Les journaux, Facebook et Champlain

16 février 2017

Lors de la dernière ronde de négociations nationales, le Syndicat de Champlain a innové par son utilisation d’Internet et des réseaux sociaux pour informer et mobiliser ses membres.

Ce virage informationnel et technologique résultait de la mise en application de résolutions adoptées, il y a trois ans, au dernier congrès du Syndicat. Le prochain congrès, à la fin du mois de mars, sera l’occasion d’en faire un bilan détaillé.

Pour alimenter d’ici là notre réflexion, il n’est pas sans intérêt de jeter un oeil sur un rapport récemment publié pour le Forum des politiques publiques du Canada et intitulé « Le miroir éclaté: Nouvelles, démocratie et confiance dans l’ère numérique».

Quand Facebook remplace les journaux

Le rapport constate que le déclin des journaux est inexorable. Au début des années 50, il se vendait plus de journaux chaque jour qu’il y avait de foyers au Canada. Mais, en 1995, au moment où l’accès à Internet est devenu commercialement disponible, le taux de pénétration dans les foyers a chuté en dessous de 50 pour cent. Aujourd’hui, moins d’un foyer sur cinq achète un journal.

Internet a remplacé les journaux comme source principale d’information mais, donnée encore plus révélatrice, Facebook est devenue, pour la majorité de la population, la principale source d’information, loin devant les journaux, la télévision, la radio… et les sites des grands médias.

Ainsi, les sites d’information francophone et anglophone de Radio-Canada, les plus visités au Canada, attirent 15 millions de personnes par MOIS. Facebook compte 17 millions d’utilisateurs actifs au Canada par JOUR !

Les recettes publicitaires sont à l’avenant. Google et Facebook empochent deux dollars sur trois dépensés dans la publicité numérique au Canada.

Le modèle d’affaires des journaux, basé sur la vente de publicités, est plombé, non seulement par Google et Facebook, mais aussi par la perte des « petites annonces » au profit de sites comme eBay, Craigslist, Kijiji.

Entre 2000 et 2008, les « petites annonces » ont rapporté aux quotidiens canadiens plus de 800 millions $ par an, avec un record historique de 875 millions $ en 2005, année de lancement de Kijiji au Canada. Dix ans plus tard, en 2015, ce chiffre a chuté à 119 millions $, et va inévitablement atteindre zéro.

Un changement structurel profond

Selon le rapport, le « modèle économique» fondé sur une combinaison vieille de plusieurs siècles, qui alliait un certain type de contenu éditorial à un certain type de communication commerciale, est irrémédiablement cassé. Le déclin des médias d’information traditionnels n’est pas simplement le résultat de leurs piètres performances face à de nouveaux concurrents. L’avènement des réseaux d’accès informatisé dans la communication sociale relève d’un phénomène tout autre et constitue un changement structurel profond.

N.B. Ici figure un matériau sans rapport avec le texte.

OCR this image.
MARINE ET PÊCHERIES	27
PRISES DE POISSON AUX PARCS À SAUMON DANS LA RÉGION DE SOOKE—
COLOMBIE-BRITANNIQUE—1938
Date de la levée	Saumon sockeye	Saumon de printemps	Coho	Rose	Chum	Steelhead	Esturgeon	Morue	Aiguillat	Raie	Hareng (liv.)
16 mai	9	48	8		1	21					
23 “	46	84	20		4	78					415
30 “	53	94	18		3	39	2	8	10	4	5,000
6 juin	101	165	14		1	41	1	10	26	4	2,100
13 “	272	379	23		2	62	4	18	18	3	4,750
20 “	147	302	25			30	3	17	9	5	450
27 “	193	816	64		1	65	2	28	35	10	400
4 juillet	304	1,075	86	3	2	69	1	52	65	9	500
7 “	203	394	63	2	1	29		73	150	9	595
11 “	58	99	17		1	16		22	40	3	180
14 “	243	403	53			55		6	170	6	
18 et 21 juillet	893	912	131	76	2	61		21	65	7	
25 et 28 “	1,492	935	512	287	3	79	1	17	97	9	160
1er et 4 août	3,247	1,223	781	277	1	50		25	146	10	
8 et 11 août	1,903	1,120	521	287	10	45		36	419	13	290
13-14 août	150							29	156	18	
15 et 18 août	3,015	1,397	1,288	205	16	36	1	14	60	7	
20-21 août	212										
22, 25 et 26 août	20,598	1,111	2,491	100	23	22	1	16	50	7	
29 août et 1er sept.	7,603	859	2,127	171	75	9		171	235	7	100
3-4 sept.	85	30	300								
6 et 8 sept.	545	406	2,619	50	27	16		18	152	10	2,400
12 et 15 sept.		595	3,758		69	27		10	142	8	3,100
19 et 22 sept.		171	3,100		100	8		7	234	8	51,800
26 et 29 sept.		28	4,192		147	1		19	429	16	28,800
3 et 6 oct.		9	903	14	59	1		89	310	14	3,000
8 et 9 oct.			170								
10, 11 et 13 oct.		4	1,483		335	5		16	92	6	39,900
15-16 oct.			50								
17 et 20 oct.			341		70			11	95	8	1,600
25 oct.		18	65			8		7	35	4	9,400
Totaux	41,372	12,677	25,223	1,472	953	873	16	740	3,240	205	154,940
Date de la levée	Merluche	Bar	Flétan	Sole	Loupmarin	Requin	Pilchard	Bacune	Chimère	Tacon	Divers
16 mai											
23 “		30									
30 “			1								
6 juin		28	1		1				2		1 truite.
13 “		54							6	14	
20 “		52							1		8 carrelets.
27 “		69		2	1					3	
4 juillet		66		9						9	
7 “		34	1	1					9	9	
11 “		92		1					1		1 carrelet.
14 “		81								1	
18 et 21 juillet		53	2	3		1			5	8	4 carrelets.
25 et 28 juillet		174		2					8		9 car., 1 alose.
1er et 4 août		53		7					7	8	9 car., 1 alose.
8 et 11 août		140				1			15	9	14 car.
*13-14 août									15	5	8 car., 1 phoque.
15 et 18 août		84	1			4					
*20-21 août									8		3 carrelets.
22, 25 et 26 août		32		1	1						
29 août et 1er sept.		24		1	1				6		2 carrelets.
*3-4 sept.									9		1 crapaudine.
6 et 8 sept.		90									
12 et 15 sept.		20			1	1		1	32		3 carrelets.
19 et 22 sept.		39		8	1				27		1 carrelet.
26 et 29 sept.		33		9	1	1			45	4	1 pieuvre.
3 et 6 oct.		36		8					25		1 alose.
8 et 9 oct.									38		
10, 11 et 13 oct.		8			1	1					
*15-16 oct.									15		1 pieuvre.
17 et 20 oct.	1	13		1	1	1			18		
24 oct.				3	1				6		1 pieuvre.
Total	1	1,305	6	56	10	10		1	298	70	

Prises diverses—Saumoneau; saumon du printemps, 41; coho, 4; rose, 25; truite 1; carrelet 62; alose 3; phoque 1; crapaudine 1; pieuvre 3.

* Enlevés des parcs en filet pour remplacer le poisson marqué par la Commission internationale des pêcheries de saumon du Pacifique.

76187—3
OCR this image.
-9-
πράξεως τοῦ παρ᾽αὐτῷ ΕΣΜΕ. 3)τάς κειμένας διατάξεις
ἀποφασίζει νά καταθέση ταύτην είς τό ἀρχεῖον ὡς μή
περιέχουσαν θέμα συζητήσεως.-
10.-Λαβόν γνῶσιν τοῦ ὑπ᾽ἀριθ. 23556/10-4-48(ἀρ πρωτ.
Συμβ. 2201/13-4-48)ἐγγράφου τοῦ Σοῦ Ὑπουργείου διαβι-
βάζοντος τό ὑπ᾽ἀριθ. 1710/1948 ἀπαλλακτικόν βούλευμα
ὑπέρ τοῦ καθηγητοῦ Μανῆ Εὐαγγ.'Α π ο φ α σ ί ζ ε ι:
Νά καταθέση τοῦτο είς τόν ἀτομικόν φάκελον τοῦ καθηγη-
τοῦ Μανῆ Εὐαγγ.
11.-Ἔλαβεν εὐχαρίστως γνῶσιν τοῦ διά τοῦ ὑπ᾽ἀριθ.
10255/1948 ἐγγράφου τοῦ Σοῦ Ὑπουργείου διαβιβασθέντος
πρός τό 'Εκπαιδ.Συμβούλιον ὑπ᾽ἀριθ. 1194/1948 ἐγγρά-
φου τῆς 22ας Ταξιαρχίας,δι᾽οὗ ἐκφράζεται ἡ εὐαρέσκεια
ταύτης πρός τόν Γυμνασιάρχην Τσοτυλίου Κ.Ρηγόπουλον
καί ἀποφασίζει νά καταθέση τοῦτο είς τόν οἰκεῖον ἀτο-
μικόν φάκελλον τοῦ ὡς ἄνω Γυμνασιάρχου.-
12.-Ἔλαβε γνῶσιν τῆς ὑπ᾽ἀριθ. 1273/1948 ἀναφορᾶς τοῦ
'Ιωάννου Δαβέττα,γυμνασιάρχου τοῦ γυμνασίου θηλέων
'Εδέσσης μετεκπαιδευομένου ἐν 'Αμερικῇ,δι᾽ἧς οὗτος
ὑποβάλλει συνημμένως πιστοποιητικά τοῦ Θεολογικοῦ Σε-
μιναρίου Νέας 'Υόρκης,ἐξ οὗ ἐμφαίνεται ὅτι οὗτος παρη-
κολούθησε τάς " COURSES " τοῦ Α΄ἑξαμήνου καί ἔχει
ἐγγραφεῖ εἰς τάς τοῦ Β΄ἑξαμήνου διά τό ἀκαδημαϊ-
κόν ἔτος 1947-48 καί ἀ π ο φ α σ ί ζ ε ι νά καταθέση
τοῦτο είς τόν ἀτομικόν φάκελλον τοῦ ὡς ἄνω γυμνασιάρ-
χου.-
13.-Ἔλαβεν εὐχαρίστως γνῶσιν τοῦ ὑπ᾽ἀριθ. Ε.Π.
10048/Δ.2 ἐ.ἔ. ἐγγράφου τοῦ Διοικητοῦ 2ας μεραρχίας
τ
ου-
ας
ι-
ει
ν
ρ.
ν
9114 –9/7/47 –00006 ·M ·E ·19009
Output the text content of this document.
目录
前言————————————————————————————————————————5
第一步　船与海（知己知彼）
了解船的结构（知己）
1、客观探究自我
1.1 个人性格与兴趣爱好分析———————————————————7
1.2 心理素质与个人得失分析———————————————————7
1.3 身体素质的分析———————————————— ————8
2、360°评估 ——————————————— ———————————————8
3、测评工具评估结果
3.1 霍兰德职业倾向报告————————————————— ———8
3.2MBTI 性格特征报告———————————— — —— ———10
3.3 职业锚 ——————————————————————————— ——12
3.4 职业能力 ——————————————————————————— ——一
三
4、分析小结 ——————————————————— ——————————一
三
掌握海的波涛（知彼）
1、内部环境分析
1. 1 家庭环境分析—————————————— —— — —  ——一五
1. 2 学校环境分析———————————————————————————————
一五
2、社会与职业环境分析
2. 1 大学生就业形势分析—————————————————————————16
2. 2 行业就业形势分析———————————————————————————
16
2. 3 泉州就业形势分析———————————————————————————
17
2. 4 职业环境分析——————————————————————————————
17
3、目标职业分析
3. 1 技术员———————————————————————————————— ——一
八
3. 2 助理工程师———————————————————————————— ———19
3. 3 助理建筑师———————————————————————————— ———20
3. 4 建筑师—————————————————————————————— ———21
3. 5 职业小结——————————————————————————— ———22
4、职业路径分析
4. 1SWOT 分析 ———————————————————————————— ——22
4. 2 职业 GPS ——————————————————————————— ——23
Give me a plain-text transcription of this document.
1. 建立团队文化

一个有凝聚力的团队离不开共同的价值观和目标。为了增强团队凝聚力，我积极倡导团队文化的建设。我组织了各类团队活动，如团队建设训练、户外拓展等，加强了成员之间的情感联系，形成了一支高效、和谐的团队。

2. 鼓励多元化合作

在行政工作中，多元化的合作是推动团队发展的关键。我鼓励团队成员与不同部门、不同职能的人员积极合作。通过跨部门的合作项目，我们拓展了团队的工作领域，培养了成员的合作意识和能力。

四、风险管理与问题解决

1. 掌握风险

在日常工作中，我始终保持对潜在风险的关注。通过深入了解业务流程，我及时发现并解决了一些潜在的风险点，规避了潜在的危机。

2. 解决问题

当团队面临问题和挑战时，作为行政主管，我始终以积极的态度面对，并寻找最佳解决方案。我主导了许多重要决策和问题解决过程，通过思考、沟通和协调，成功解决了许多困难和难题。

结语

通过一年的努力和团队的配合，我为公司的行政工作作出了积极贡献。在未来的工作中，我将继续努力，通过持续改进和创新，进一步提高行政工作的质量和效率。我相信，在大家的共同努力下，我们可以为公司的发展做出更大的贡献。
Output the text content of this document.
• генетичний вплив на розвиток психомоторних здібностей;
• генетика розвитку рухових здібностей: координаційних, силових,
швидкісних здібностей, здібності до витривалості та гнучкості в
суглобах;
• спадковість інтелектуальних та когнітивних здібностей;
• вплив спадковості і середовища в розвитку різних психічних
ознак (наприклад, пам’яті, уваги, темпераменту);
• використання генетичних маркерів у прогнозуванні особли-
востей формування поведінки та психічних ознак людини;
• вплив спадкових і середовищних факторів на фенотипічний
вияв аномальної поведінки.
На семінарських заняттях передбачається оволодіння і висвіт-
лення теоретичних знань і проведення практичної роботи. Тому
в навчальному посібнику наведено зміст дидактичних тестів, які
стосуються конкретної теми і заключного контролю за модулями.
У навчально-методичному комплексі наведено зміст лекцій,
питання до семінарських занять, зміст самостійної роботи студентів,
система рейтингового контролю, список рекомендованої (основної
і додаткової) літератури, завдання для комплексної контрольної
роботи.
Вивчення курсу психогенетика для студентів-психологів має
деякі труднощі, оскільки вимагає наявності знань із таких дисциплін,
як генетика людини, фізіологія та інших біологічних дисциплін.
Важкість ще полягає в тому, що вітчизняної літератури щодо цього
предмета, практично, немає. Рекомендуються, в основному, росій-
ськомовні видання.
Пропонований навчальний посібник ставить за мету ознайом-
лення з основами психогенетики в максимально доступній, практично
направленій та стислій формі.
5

De Twitter à YouTube en passant par Instagram et Wattpad, le XXIe siècle est un vivier d’expression personnelle. La Toile a conféré le pouvoir de s’adresser au public à toute personne intéressée par les questions politiques, sociales, culturelles et commerciales, ou simplement à toute personne prenant plaisir à rendre compte des divers moments de la vie quotidienne.

Désormais, les groupes d’intérêt se fondent et se mobilisent selon des modalités auparavant impossibles.

Bien entendu, cette profusion d’échanges sur la Toile ne peut pas remplacer les 12 000 postes de journalistes perdus au cours des dernières décennies dans les médias traditionnels.

Donald Trump avait beau déclarer en 2014 que la possession d’un compte Twitter « c’est comme si on possède le New York Times, sans les pertes », il n’y a pas de comparaison possible entre la qualité de l’information provenant du compte Twitter du président et celle du prestigieux journal new-yorkais.

Une autre source d’inquiétude est la déclaration d’Adam Mosseri, vice-président du fil d’actualités de Facebook. Lorsque Facebook a ajusté son algorithme en juin dernier pour augmenter son avance sur les médias traditionnels, il a déclaré :

« Notre activité ne consiste pas à sélectionner les thématiques auxquelles le monde doit s’intéresser. Notre activité consiste à connecter les personnes et les idées, et à fournir aux gens les histoires qui correspondent à leurs attentes. Nous faisons cela aussi parce que c’est bon pour notre chiffre d’affaires ».

Le rapport fait différentes recommandations au gouvernement pour renforcer la durabilité économique des médias d’information et promouvoir le journalisme. Un objectif que nous partageons.

Cependant, déjà, au niveau du Syndicat de Champlain, nous devons profiter des possibilités extraordinaires qu’offrent les réseaux sociaux pour bien informer nos membres, dialoguer avec eux, et développer notre organisation.